Desafios do Agronegócio Diante da Inadimplência
A inadimplência no agronegócio brasileiro registrou um aumento significativo este ano, superando 3% do total de crédito rural ativo no País até novembro. Essa situação impactou negativamente as carteiras de crédito dos principais bancos, levando essas instituições a elevarem as exigências para concessão de empréstimos. Recentemente, foi observado um recuo de 15% na liberação de financiamentos durante o primeiro semestre do Plano Safra 2025/26, um cenário agravado pelos juros em alta.
Representantes do setor agrícola, assim como analistas financeiros, concordam que 2026 pode se revelar um ano desafiador. A expectativa é de que será necessário um período prolongado para que o ambiente financeiro se normalize. Além disso, o clima terá um papel ainda mais crucial nas atividades produtivas, considerando que boa parte da receita gerada pelos agricultores será direcionada ao pagamento de dívidas acumuladas.
Dados Alarmantes sobre Inadimplência
Os dados do Banco Central refletem a gravidade da inadimplência no setor rural, tanto para pessoas físicas quanto jurídicas. O índice de operações inadimplentes saltou de 1,2% da carteira total ativa no início da safra anterior, em julho de 2024, para alarmantes 3,3% em novembro de 2025. Se considerarmos todos os financiamentos em atraso, prorrogados e renegociados, esse índice supera 15,2%, representando R$ 123,5 bilhões.
Entre os agricultores individuais que buscam empréstimos com juros de mercado, a inadimplência atingiu 11,4% em outubro de 2025, um aumento considerável em comparação aos 2,54% registrados em julho de 2024. Ao se considerar também operações com recursos controlados, a inadimplência totalizou 6,15% há dois meses.

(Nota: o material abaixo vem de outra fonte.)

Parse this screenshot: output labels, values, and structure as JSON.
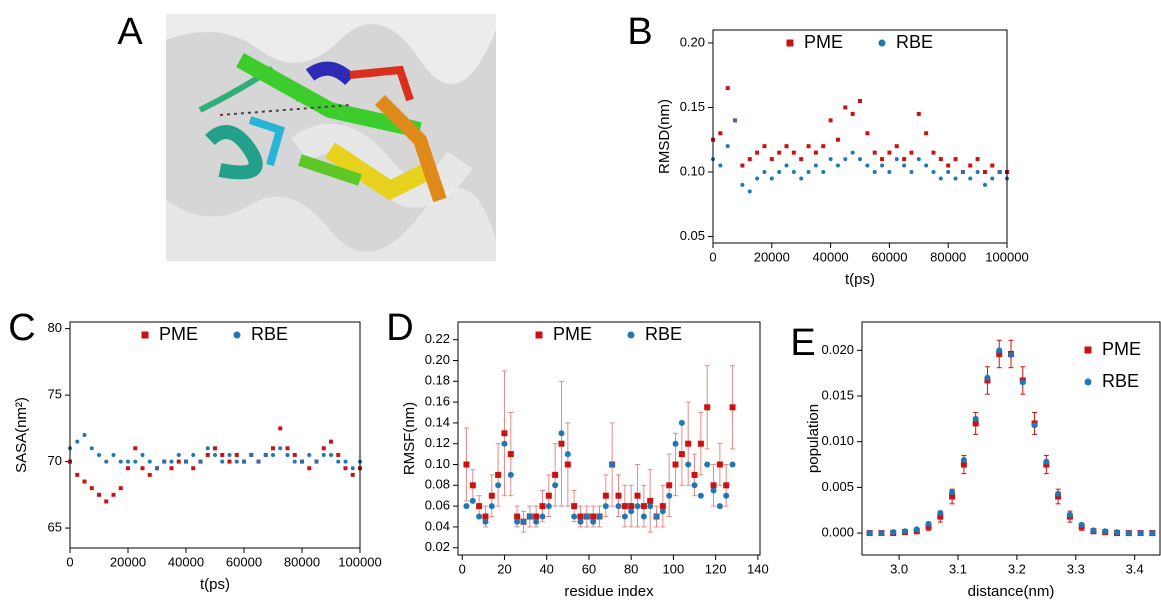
{
  "figure": {
    "panel_label": "A"
  },
  "chart_data": [
    {
      "type": "scatter",
      "panel_label": "B",
      "xlabel": "t(ps)",
      "ylabel": "RMSD(nm)",
      "xlim": [
        0,
        100000
      ],
      "xticks": [
        0,
        20000,
        40000,
        60000,
        80000,
        100000
      ],
      "ylim": [
        0.045,
        0.21
      ],
      "yticks": [
        0.05,
        {
          "value": 0.1,
          "label": "0.10"
        },
        0.15,
        {
          "value": 0.2,
          "label": "0.20"
        }
      ],
      "legend": "top",
      "x": [
        0,
        2500,
        5000,
        7500,
        10000,
        12500,
        15000,
        17500,
        20000,
        22500,
        25000,
        27500,
        30000,
        32500,
        35000,
        37500,
        40000,
        42500,
        45000,
        47500,
        50000,
        52500,
        55000,
        57500,
        60000,
        62500,
        65000,
        67500,
        70000,
        72500,
        75000,
        77500,
        80000,
        82500,
        85000,
        87500,
        90000,
        92500,
        95000,
        97500,
        100000
      ],
      "series": [
        {
          "name": "PME",
          "color": "#cc1111",
          "marker": "square",
          "values": [
            0.125,
            0.13,
            0.165,
            0.14,
            0.105,
            0.11,
            0.115,
            0.12,
            0.11,
            0.115,
            0.12,
            0.115,
            0.11,
            0.12,
            0.115,
            0.12,
            0.14,
            0.125,
            0.15,
            0.145,
            0.155,
            0.13,
            0.115,
            0.11,
            0.115,
            0.12,
            0.11,
            0.115,
            0.145,
            0.13,
            0.115,
            0.11,
            0.105,
            0.11,
            0.1,
            0.105,
            0.11,
            0.1,
            0.105,
            0.1,
            0.1
          ]
        },
        {
          "name": "RBE",
          "color": "#1f77b4",
          "marker": "circle",
          "values": [
            0.11,
            0.105,
            0.12,
            0.14,
            0.09,
            0.085,
            0.095,
            0.1,
            0.095,
            0.1,
            0.105,
            0.1,
            0.095,
            0.1,
            0.105,
            0.1,
            0.11,
            0.105,
            0.11,
            0.115,
            0.11,
            0.105,
            0.1,
            0.105,
            0.1,
            0.11,
            0.105,
            0.1,
            0.11,
            0.105,
            0.1,
            0.095,
            0.1,
            0.095,
            0.1,
            0.095,
            0.1,
            0.09,
            0.095,
            0.1,
            0.095
          ]
        }
      ]
    },
    {
      "type": "scatter",
      "panel_label": "C",
      "xlabel": "t(ps)",
      "ylabel": "SASA(nm²)",
      "xlim": [
        0,
        100000
      ],
      "xticks": [
        0,
        20000,
        40000,
        60000,
        80000,
        100000
      ],
      "ylim": [
        63.5,
        80.5
      ],
      "yticks": [
        65,
        70,
        75,
        80
      ],
      "legend": "top",
      "x": [
        0,
        2500,
        5000,
        7500,
        10000,
        12500,
        15000,
        17500,
        20000,
        22500,
        25000,
        27500,
        30000,
        32500,
        35000,
        37500,
        40000,
        42500,
        45000,
        47500,
        50000,
        52500,
        55000,
        57500,
        60000,
        62500,
        65000,
        67500,
        70000,
        72500,
        75000,
        77500,
        80000,
        82500,
        85000,
        87500,
        90000,
        92500,
        95000,
        97500,
        100000
      ],
      "series": [
        {
          "name": "PME",
          "color": "#cc1111",
          "marker": "square",
          "values": [
            70,
            69,
            68.5,
            68,
            67.5,
            67,
            67.5,
            68,
            69.5,
            71,
            69.5,
            69,
            69.5,
            70,
            69.5,
            70,
            70,
            69.5,
            70,
            70.5,
            71,
            70.5,
            70,
            70.5,
            70,
            70.5,
            70,
            70.5,
            71,
            72.5,
            71,
            70.5,
            70,
            69.5,
            70,
            71,
            71.5,
            70.5,
            69.5,
            69,
            69.5
          ]
        },
        {
          "name": "RBE",
          "color": "#1f77b4",
          "marker": "circle",
          "values": [
            71,
            71.5,
            72,
            71,
            70.5,
            70,
            70.5,
            70,
            70,
            70,
            70.5,
            70,
            69.5,
            70,
            70,
            70.5,
            70,
            70.5,
            70,
            71,
            70.5,
            70,
            70.5,
            70,
            70,
            70.5,
            70,
            70.5,
            70.5,
            71,
            70.5,
            70,
            70,
            70.5,
            70,
            70.5,
            70.5,
            70,
            70,
            69.5,
            70
          ]
        }
      ]
    },
    {
      "type": "scatter",
      "panel_label": "D",
      "xlabel": "residue index",
      "ylabel": "RMSF(nm)",
      "xlim": [
        -2,
        141
      ],
      "xticks": [
        0,
        20,
        40,
        60,
        80,
        100,
        120,
        140
      ],
      "ylim": [
        0.013,
        0.237
      ],
      "yticks": [
        0.02,
        0.04,
        0.06,
        0.08,
        {
          "value": 0.1,
          "label": "0.10"
        },
        0.12,
        0.14,
        0.16,
        0.18,
        {
          "value": 0.2,
          "label": "0.20"
        },
        0.22
      ],
      "legend": "top",
      "x": [
        2,
        5,
        8,
        11,
        14,
        17,
        20,
        23,
        26,
        29,
        32,
        35,
        38,
        41,
        44,
        47,
        50,
        53,
        56,
        59,
        62,
        65,
        68,
        71,
        74,
        77,
        80,
        83,
        86,
        89,
        92,
        95,
        98,
        101,
        104,
        107,
        110,
        113,
        116,
        119,
        122,
        125,
        128
      ],
      "series": [
        {
          "name": "PME",
          "color": "#cc1111",
          "error_color": "#e58a8a",
          "marker": "square",
          "values": [
            0.1,
            0.08,
            0.06,
            0.05,
            0.07,
            0.09,
            0.13,
            0.11,
            0.05,
            0.045,
            0.05,
            0.05,
            0.06,
            0.07,
            0.09,
            0.12,
            0.1,
            0.06,
            0.05,
            0.05,
            0.05,
            0.05,
            0.07,
            0.1,
            0.07,
            0.06,
            0.06,
            0.07,
            0.06,
            0.065,
            0.05,
            0.06,
            0.08,
            0.1,
            0.11,
            0.12,
            0.09,
            0.12,
            0.155,
            0.08,
            0.1,
            0.08,
            0.155
          ],
          "errors": [
            0.035,
            0.015,
            0.01,
            0.01,
            0.02,
            0.03,
            0.06,
            0.04,
            0.01,
            0.01,
            0.01,
            0.01,
            0.015,
            0.02,
            0.03,
            0.06,
            0.04,
            0.015,
            0.01,
            0.01,
            0.01,
            0.01,
            0.02,
            0.04,
            0.02,
            0.02,
            0.02,
            0.03,
            0.02,
            0.03,
            0.01,
            0.02,
            0.03,
            0.03,
            0.03,
            0.04,
            0.02,
            0.03,
            0.04,
            0.02,
            0.02,
            0.02,
            0.04
          ]
        },
        {
          "name": "RBE",
          "color": "#1f77b4",
          "marker": "circle",
          "values": [
            0.06,
            0.065,
            0.05,
            0.045,
            0.06,
            0.08,
            0.12,
            0.09,
            0.045,
            0.045,
            0.05,
            0.045,
            0.05,
            0.06,
            0.08,
            0.13,
            0.11,
            0.05,
            0.045,
            0.05,
            0.045,
            0.05,
            0.06,
            0.1,
            0.06,
            0.05,
            0.055,
            0.06,
            0.05,
            0.06,
            0.05,
            0.055,
            0.07,
            0.12,
            0.14,
            0.1,
            0.08,
            0.07,
            0.1,
            0.075,
            0.06,
            0.07,
            0.1
          ]
        }
      ]
    },
    {
      "type": "scatter",
      "panel_label": "E",
      "xlabel": "distance(nm)",
      "ylabel": "population",
      "xlim": [
        2.937,
        3.443
      ],
      "xticks": [
        {
          "value": 3.0,
          "label": "3.0"
        },
        3.1,
        3.2,
        3.3,
        3.4
      ],
      "ylim": [
        -0.0024,
        0.0231
      ],
      "yticks": [
        {
          "value": 0,
          "label": "0.000"
        },
        {
          "value": 0.005,
          "label": "0.005"
        },
        {
          "value": 0.01,
          "label": "0.010"
        },
        {
          "value": 0.015,
          "label": "0.015"
        },
        {
          "value": 0.02,
          "label": "0.020"
        }
      ],
      "legend": "top-right",
      "x": [
        2.95,
        2.97,
        2.99,
        3.01,
        3.03,
        3.05,
        3.07,
        3.09,
        3.11,
        3.13,
        3.15,
        3.17,
        3.19,
        3.21,
        3.23,
        3.25,
        3.27,
        3.29,
        3.31,
        3.33,
        3.35,
        3.37,
        3.39,
        3.41,
        3.43
      ],
      "series": [
        {
          "name": "PME",
          "color": "#cc1111",
          "error_color": "#cc1111",
          "marker": "square",
          "values": [
            0,
            0,
            0,
            0.0001,
            0.0002,
            0.0007,
            0.0018,
            0.004,
            0.0075,
            0.012,
            0.0167,
            0.0196,
            0.0196,
            0.0167,
            0.012,
            0.0075,
            0.004,
            0.0018,
            0.0007,
            0.0002,
            0.0001,
            0,
            0,
            0,
            0
          ],
          "errors": [
            0,
            0,
            0,
            0.0001,
            0.0002,
            0.0004,
            0.0006,
            0.0008,
            0.001,
            0.0012,
            0.0015,
            0.0015,
            0.0015,
            0.0015,
            0.0012,
            0.001,
            0.0008,
            0.0006,
            0.0004,
            0.0002,
            0.0001,
            0,
            0,
            0,
            0
          ]
        },
        {
          "name": "RBE",
          "color": "#1f77b4",
          "marker": "circle",
          "values": [
            0,
            0,
            0.0001,
            0.0002,
            0.0004,
            0.001,
            0.0022,
            0.0045,
            0.008,
            0.0125,
            0.017,
            0.02,
            0.0195,
            0.0165,
            0.0118,
            0.0078,
            0.0043,
            0.002,
            0.0009,
            0.0003,
            0.0002,
            0.0001,
            0,
            0,
            0
          ]
        }
      ]
    }
  ]
}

No Banco do Brasil, que é o principal financiador do setor agropecuário, a inadimplência superou 5,3% em setembro.
Expectativas para o Futuro
Bruno Lucchi, diretor técnico da Confederação da Agricultura e Pecuária do Brasil (CNA), afirma que será necessário esperar mais um ano para que os financiamentos se estabilizem. O diretor de Agronegócios do Bradesco, Roberto França, acrescenta que a crise enfrentada atualmente é resultante da alavancagem excessiva e do alto custo financeiro, que consome a maior parte das margens disponíveis, dificultando a amortização das dívidas.
Apesar do aperto no crédito, cerca de 90% dos clientes do setor agropecuário do Bradesco mantêm suas operações dentro da normalidade. A instituição conseguiu, inclusive, expandir seu portfólio, que agora soma R$ 130 bilhões, e planeja continuar focando em clientes menos endividados. França observa que a inadimplência, que antes estava em um patamar histórico próximo de 1%, ainda não chegou a 2%.
Mudanças Necessárias no Setor
Carlos Aguiar, diretor de Agronegócios do Santander, acredita que o tempo para que o mercado se ajuste e reverta a alavancagem gerada durante o período de juros baixos e crédito abundante pós-pandemia, será longo. Ele afirma que todos os bancos vão se tornar mais restritivos e solicitar garantias adicionais na concessão de empréstimos. “O mercado muda e não volta mais”, alerta Aguiar.
Embora a situação financeira em 2025 seja complicada, os agricultores conseguiram expandir suas áreas plantadas, alcançando quase 84,2 milhões de hectares, e as previsões apontam para uma nova safra recorde de grãos em 2026, superando 350 milhões de toneladas. O olhar do mercado agora está voltado para a chuva e seu impacto na safrinha de milho, uma vez que qualquer irregularidade pode pressionar ainda mais as finanças dos produtores.
Desafios na Queda dos Juros
A expectativa de redução na Selic em 2026 não deve trazer alívio imediato para o setor. Aguiar enfatiza que uma queda de 15% para 13,5% não muda a situação para quem já está endividado. A verdadeira mudança nas finanças do agronegócio só será percebida quando os juros caírem para menos de 10%.